Is it a bird? is it a plane?..no, it's a blogger
Clark Kent (aka Superman) on quitting the Daily Planet to become a blogger, as reported by the Telegraph: "Why am I the one sounding like a grizzled ink-stained wretch who believes news should be about – I don't know – news?"
Subtracting Subs
Iliffe News and Media staff memo on plans to scrap subs, as reported by HoldtheFrontPage: “Although there could be some reduction in head count if our proposal to eliminate the sub editing role is confirmed, it is important to recognise that the overall aim of our strategy is to increase our audience through the delivery of high quality content.”
Bashing Boris
Max Hastings in the Daily Mail: "If the day ever comes that Boris Johnson becomes tenant of Downing Street, I shall be among those packing my bags for a new life in Buenos Aires or suchlike, because it means that Britain has abandoned its last pretensions to be a serious country."
Johnston on journalists
Boris Johnson in the Telegraph: "You can’t 'strike journalists off”, as if they were accountants or lawyers or gynaecologists. They aren’t a profession: they are a great pulsating rabble of people who are distinguished only by our desire – I will not say our ability – to write any old thing for any kind of ephemeral publication. Anyone can be a journalist. You just have to start a blog, break a few stories, and bingo, you are a household name."
Print takes gold at the Olympics
Grey Cardigan in Press Gazette's Journalism Weekly on the Olympics: "Those Geeks might sneer at what they call the Dead Tree Industry, but London 2012 provided a superb example of how grubby old newsprint can still work its magic. The Times deserves a special mention for that excellent series of wraps, but the 28-page supplements in the Sunday Times were an absolute joy.

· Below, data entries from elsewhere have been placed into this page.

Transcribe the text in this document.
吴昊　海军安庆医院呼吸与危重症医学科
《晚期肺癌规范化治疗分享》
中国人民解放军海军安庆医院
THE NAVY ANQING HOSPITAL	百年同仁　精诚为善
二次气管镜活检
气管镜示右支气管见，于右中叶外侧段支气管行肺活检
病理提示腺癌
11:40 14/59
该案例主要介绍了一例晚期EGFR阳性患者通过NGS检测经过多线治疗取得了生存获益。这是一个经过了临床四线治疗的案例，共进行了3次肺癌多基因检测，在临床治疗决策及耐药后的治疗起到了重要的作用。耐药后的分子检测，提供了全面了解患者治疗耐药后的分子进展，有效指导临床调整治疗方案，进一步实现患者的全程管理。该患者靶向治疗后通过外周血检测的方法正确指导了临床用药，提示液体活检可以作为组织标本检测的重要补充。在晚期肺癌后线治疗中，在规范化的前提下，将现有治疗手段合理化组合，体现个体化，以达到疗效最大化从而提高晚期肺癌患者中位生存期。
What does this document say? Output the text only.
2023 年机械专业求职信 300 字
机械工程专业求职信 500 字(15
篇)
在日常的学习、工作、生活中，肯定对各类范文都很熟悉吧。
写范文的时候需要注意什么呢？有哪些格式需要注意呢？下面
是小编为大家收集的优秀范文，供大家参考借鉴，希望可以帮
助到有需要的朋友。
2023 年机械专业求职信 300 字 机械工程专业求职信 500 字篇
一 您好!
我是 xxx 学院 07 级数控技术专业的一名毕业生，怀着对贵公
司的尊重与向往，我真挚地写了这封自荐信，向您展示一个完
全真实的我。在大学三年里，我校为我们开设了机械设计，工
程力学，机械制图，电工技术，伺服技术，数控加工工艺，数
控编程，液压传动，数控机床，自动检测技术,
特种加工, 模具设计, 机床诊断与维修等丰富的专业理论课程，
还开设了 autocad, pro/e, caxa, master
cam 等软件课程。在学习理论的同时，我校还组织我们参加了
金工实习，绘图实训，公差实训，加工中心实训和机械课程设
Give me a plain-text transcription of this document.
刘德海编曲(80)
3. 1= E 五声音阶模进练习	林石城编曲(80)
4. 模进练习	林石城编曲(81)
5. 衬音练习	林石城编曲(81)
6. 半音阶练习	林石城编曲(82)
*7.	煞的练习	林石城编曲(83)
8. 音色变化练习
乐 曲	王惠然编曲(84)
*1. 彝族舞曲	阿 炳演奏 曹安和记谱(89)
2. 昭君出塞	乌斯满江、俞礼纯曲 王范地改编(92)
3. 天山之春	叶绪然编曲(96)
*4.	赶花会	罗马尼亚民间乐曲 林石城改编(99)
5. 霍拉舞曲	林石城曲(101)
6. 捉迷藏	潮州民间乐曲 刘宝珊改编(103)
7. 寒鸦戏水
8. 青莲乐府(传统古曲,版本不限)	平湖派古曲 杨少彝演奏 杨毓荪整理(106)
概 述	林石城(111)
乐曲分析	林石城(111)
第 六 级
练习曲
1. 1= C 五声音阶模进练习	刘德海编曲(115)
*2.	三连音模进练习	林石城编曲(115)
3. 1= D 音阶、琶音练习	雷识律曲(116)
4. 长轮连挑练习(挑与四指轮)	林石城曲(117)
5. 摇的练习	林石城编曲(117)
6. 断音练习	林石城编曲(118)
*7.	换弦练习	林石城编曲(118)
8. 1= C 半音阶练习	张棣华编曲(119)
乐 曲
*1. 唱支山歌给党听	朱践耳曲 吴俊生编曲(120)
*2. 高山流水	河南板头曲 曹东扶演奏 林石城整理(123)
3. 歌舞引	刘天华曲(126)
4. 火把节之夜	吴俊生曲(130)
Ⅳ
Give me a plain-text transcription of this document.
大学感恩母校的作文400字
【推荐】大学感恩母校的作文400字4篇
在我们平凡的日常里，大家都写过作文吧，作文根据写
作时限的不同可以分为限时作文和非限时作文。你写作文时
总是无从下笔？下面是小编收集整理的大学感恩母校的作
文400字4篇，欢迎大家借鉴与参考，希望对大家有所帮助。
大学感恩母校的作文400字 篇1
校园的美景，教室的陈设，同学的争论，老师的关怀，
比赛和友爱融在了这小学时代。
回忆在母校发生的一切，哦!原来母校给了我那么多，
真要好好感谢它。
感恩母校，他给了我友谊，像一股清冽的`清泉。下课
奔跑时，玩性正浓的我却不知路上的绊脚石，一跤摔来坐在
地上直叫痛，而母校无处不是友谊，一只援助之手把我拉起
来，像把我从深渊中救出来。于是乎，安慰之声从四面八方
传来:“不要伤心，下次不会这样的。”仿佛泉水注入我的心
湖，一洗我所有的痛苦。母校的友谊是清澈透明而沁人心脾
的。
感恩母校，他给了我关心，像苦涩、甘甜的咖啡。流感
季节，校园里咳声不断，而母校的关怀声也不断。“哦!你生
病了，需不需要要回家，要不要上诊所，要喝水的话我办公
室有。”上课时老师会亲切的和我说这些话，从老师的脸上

Superb job, chaps."
The demise of The Dandy
Simon Heffer on MailOnline on the demise of The Dandy, Britain's oldest comic which went online only in December: "Children from eight to 80 felt a kick from the hob-nailed boot of harsh reality yesterday. The Dandy, a staple of so many British childhoods, and the nation’s oldest surviving comic, is on the brink of closure...After all these years, so much of the D.C. Thomson world has passed into our culture: a world in which children waged a constant battle of spiteless amusement against their elders, and got nothing worse than a clip round the ear for it, seemed to sum up not just a more black-and-white approach to life, but came close to representing that most elusive of qualities, the true nature of Britishness."
Simon O'Neill on Twitter: "Working at Derby Telegraph in 90s was like being in a real life edition of The Dandy. Both now things of the past."
Don't do what I did
Joshua Rozenberg, writing on the Legal Cheek blog: "As a job it is very easy, which is why so many people go into journalism when they have nothing better to do. What’s difficult now, though, is getting a job in journalism. With newspapers in rapid decline and the electronic media paying little or nothing to contributors, the chances of making a living out of it – unless you started when I did – are vanishingly small. So my advice for anyone seeking to follow in my footsteps is: don’t."
Flying the flag
Joanna Hindley, special advisor to Culture Secretary Maria Miller, to a Telegraph journalist investigating the expenses of her boss: “Maria has obviously been having quite a lot of editors’ meetings around Leveson at the moment. So I am just going to kind of flag up that connection for you to think about.”
Pincered by the police and press
Andrew Mitchell in the Sunday Times: "The dangerous and corrupt relationship between the police and certain newspapers has been exposed again and again during the Leveson inquiry. Now I have had a taste of how extraordinarily powerless an individual is when trapped between the pincers of the police on one side and the press on the other. If this can happen to a senior government minister, then what chance does a youth in Brixton or Handsworth have?"